Зловещая ирония судьбы заключалась еще и в том, что Вера Ильинична была уверена, что ее муж – глубоко порядочный человек. Он никогда не изменит жене, он никогда не уйдет от нее, ведь бросить женщину – это непорядочный поступок. А, значит, с ним можно поступать, как угодно – унижать, оскорблять, доводить до гипертонических кризов и сердечных приступов, лишать сна, изменять ему, обворовывать его…
А что? Ты ведь порядочный, высоконравственный человек, тебя совесть не мучает, ты правильный. Вот и плати за свою правильность, чтоб ты сдох!

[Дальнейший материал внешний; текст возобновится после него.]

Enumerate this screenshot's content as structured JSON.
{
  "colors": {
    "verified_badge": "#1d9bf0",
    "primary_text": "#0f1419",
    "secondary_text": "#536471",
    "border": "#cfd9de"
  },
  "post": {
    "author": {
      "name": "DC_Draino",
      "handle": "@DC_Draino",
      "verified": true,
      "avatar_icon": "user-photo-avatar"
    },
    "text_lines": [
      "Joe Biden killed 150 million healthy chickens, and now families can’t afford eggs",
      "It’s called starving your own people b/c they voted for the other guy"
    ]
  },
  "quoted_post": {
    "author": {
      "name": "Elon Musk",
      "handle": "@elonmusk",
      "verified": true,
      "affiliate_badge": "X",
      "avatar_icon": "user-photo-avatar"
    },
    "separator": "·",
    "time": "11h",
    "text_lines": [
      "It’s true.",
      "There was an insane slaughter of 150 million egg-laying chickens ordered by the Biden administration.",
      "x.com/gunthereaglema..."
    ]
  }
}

Это вы, порядочные да правильные, придумали совесть, а теперь нам, непорядочным, надо из-за вас мучиться? Хренушки!
Всякий раз, когда в Вере Ильиничне слабеньким голоском заговаривало чувство вины, она приходила в дикую ярость и исступление. Да с какой стати ей в чем-то раскаиваться? Она права по определению, по половому признаку! Надо срочно доказать самой себе, что муж – ужасен. А для этого необходимо вынудить его хоть на какой-то неприятный жест, недовольное слово. Спровоцировать конфликт…
Глава двадцать шестая
Вдова Ардашкина подошла к окну своей дачи со стаканом неразбавленной текилы. Ишь, суетятся, шерлоки холмсы и докторы ватсоны… Суетись не суетись, а законы жизни не переделаешь. Вон Елена-святоша, и в церковь-то втайне от мужа ходила, и перед иконами дома молилась (старухе иной раз это было видно сквозь шторы), и мужиков-то к себе не водила… А все один конец: как только надумала вильнуть хвостом, так и смерть – тут как тут. Умерла-то изменницей! Да еще и мужа с собой прихватила. Эх, Марат, уж как ты, бедный, вкалывал день и ночь, баловал эту стерву…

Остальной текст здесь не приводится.